Dilihat dari poster acara yang telah disebarkan, salah satu bentuk akomodasi yang dilaksanakan dengan menjual paket tiket yang di dalamnya sudah termasuk minuman beralkohol. Tak hanya itu, sebagaimana kronologi kejadian, divisi Health and Security (H&S) atau tim kesehatan dan keamanan acara yang berjumlah empat belas orang tidak dapat melaksanakan tugasnya dengan benar, karena berada di bawah pengaruh minuman beralkohol, ditambah dengan tidak adanya aturan komprehensif terkait hal itu. Disebutkan juga bahwa, “Pemberian sanksi hanya melalui verbal, namun tidak tercantum sanksi secara tegas di dalam SOP panitia, apabila ada panitia yang melanggar aturan atau mengonsumsi minuman beralkohol.”
Terdapat dua permasalahan yang dibahas dalam siaran pers di atas. Pertama, perihal tidak tertibnya pengusungan acara secara administratif, dan yang kedua adalah peranan panitia acara yang mengakomodir penjualan minuman beralkohol tanpa melibatkan surat perjanjian resmi dengan pihak ketiga. Di hari yang sama (28/9), DPM FISIP juga menerbitkan Surat Keputusan: Memorandum I yang berisikan tiga sanksi terhadap BEM FISIP.
Dari tiga sanksi, dua diantaranya menuntut BEM FISIP untuk menerbitkan siaran pers berupa permintaan maaf dalam batas waktu 7×24 jam. Selanjutnya, BEM FISIP juga diwajibkan melaporkan kegiatannya dalam rapat dengar yang dilakukan dua minggu sekali. Terakhir, mendorong BEM FISIP untuk lebih selektif dalam memilih sponsor serta kerja sama.
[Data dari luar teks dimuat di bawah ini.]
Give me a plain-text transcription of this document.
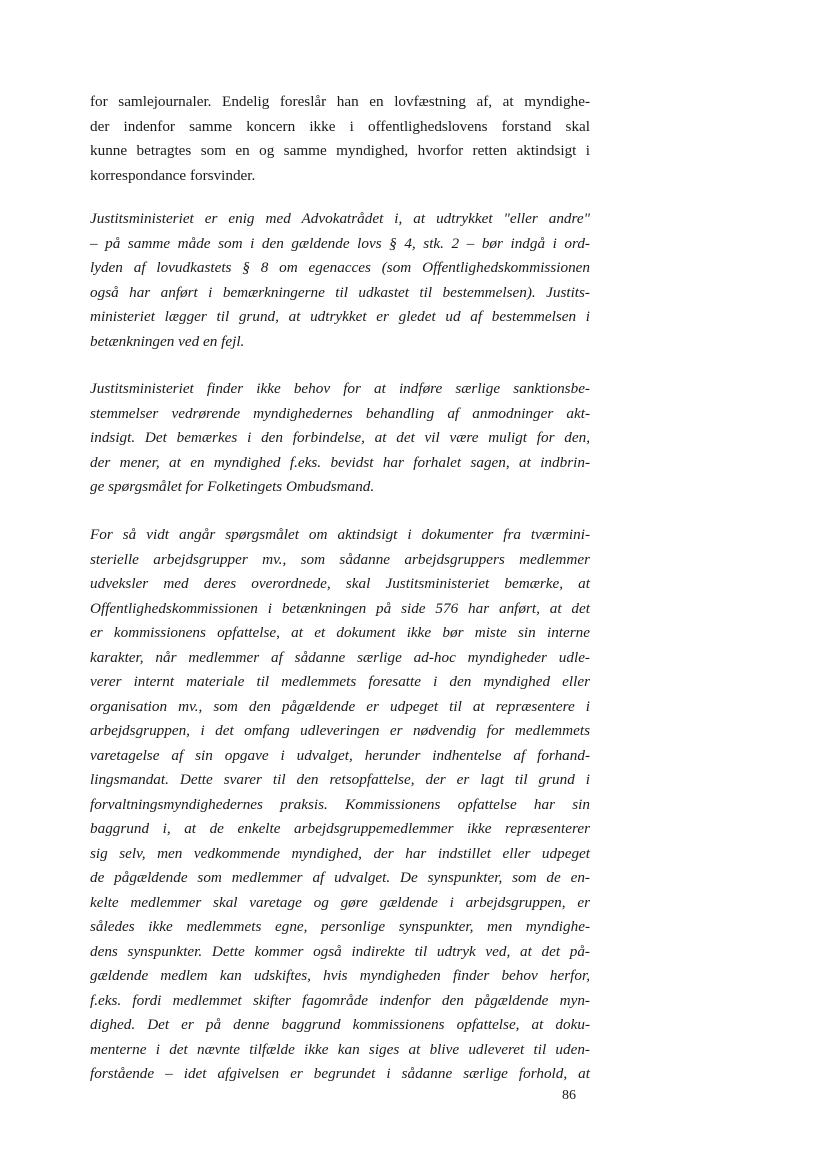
for samlejournaler. Endelig foreslår han en lovfæstning af, at myndighe-
der indenfor samme koncern ikke i offentlighedslovens forstand skal
kunne betragtes som en og samme myndighed, hvorfor retten aktindsigt i
korrespondance forsvinder.
Justitsministeriet er enig med Advokatrådet i, at udtrykket "eller andre"
– på samme måde som i den gældende lovs § 4, stk. 2 – bør indgå i ord-
lyden af lovudkastets § 8 om egenacces (som Offentlighedskommissionen
også har anført i bemærkningerne til udkastet til bestemmelsen). Justits-
ministeriet lægger til grund, at udtrykket er gledet ud af bestemmelsen i
betænkningen ved en fejl.
Justitsministeriet finder ikke behov for at indføre særlige sanktionsbe-
stemmelser vedrørende myndighedernes behandling af anmodninger akt-
indsigt. Det bemærkes i den forbindelse, at det vil være muligt for den,
der mener, at en myndighed f.eks. bevidst har forhalet sagen, at indbrin-
ge spørgsmålet for Folketingets Ombudsmand.
For så vidt angår spørgsmålet om aktindsigt i dokumenter fra tværmini-
sterielle arbejdsgrupper mv., som sådanne arbejdsgruppers medlemmer
udveksler med deres overordnede, skal Justitsministeriet bemærke, at
Offentlighedskommissionen i betænkningen på side 576 har anført, at det
er kommissionens opfattelse, at et dokument ikke bør miste sin interne
karakter, når medlemmer af sådanne særlige ad-hoc myndigheder udle-
verer internt materiale til medlemmets foresatte i den myndighed eller
organisation mv., som den pågældende er udpeget til at repræsentere i
arbejdsgruppen, i det omfang udleveringen er nødvendig for medlemmets
varetagelse af sin opgave i udvalget, herunder indhentelse af forhand-
lingsmandat. Dette svarer til den retsopfattelse, der er lagt til grund i
forvaltningsmyndighedernes praksis. Kommissionens opfattelse har sin
baggrund i, at de enkelte arbejdsgruppemedlemmer ikke repræsenterer
sig selv, men vedkommende myndighed, der har indstillet eller udpeget
de pågældende som medlemmer af udvalget. De synspunkter, som de en-
kelte medlemmer skal varetage og gøre gældende i arbejdsgruppen, er
således ikke medlemmets egne, personlige synspunkter, men myndighe-
dens synspunkter. Dette kommer også indirekte til udtryk ved, at det på-
gældende medlem kan udskiftes, hvis myndigheden finder behov herfor,
f.eks. fordi medlemmet skifter fagområde indenfor den pågældende myn-
dighed. Det er på denne baggrund kommissionens opfattelse, at doku-
menterne i det nævnte tilfælde ikke kan siges at blive udleveret til uden-
forstående – idet afgivelsen er begrundet i sådanne særlige forhold, at
86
Akan tetapi, tidak ada undang-undang dalam lingkup LKM FISIP yang secara spesifik membahas perihal minuman beralkohol di kalangan mahasiswa. Guido Seno Danardanto, selaku Ketua Umum DPM FISIP, menjelaskan bahwa sanksi tersebut didasarkan pada kode etik dari Peraturan Rektor (Pertor) No. 69 tahun 2020 dan norma yang sudah ada di masyarakat.
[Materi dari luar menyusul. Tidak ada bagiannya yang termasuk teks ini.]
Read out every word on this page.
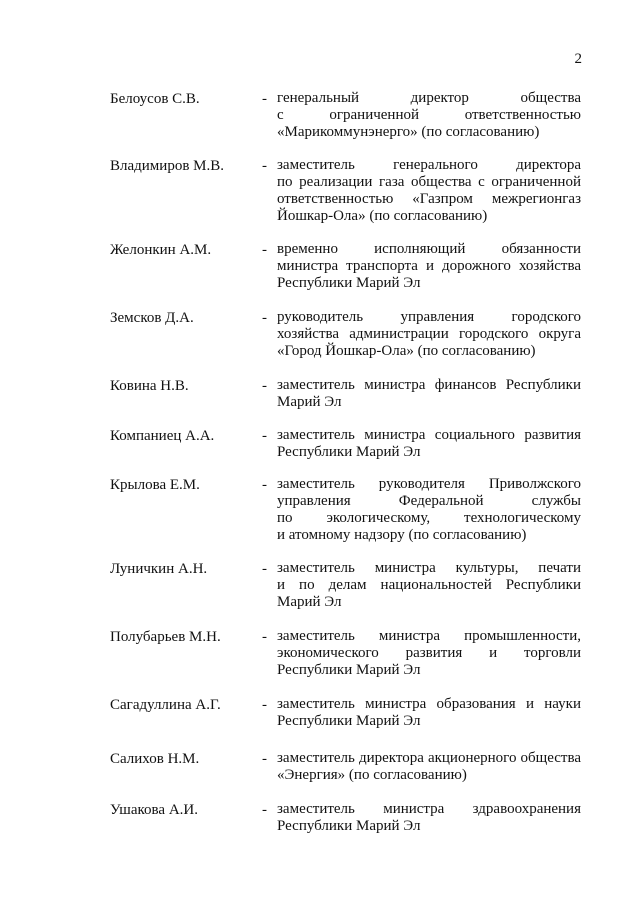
2
Белоусов С.В.	- генеральный директор общества
с ограниченной ответственностью
«Марикоммунэнерго» (по согласованию)
Владимиров М.В.	- заместитель генерального директора
по реализации газа общества с ограниченной
ответственностью «Газпром межрегионгаз
Йошкар-Ола» (по согласованию)
Желонкин А.М.	- временно исполняющий обязанности
министра транспорта и дорожного хозяйства
Республики Марий Эл
Земсков Д.А.	- руководитель управления городского
хозяйства администрации городского округа
«Город Йошкар-Ола» (по согласованию)
Ковина Н.В.	- заместитель министра финансов Республики
Марий Эл
Компаниец А.А.	- заместитель министра социального развития
Республики Марий Эл
Крылова Е.М.	- заместитель руководителя Приволжского
управления Федеральной службы
по экологическому, технологическому
и атомному надзору (по согласованию)
Луничкин А.Н.	- заместитель министра культуры, печати
и по делам национальностей Республики
Марий Эл
Полубарьев М.Н.	- заместитель министра промышленности,
экономического развития и торговли
Республики Марий Эл
Сагадуллина А.Г.	- заместитель министра образования и науки
Республики Марий Эл
Салихов Н.М.	- заместитель директора акционерного общества
«Энергия» (по согласованию)
Ушакова А.И.	- заместитель министра здравоохранения
Республики Марий Эл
“Jadi memang selama ini di UU (lingkup LKM FISIP, RED.) tidak ada, kita (mengacu, RED.) ke Pertor No. 69 Tahun 2020. Pertor ini juga cukup kuat sebagai landasan hukumnya dan terlihat respon dari masyarakat FISIP. Dilihat dari norma kemasyarakatan, gak hanya salah sebagai lembaga resmi untuk memperjualbelikan alkohol, mungkin itu sih dari DPM pertimbanganya,” terang Seno ketika dihubungi awak Kavling10 akhir bulan lalu.
Beredar kabar di media sosial bahwa pelecehan seksual juga terjadi dalam acara tersebut. Sehubungan dengan itu Seno menyatakan, “Berkaitan dengan kekerasan seksual sendiri dari DPM tentunya kita belum mendapatkan laporan secara resmi.”
Secara terpisah, kami telah menghubungi Presiden BEM FISIP, M. Bagas Aditya serta Ketua Komisi IV DPM FISIP, Aurelia Khadijah, meskipun dari kedua pihak belum memberikan keterangan. Selain itu, kami juga mengusahakan untuk dapat mewawancarai Wakil Dekan bagian Kemahasiswaan FISIP UB mengenai isu ini.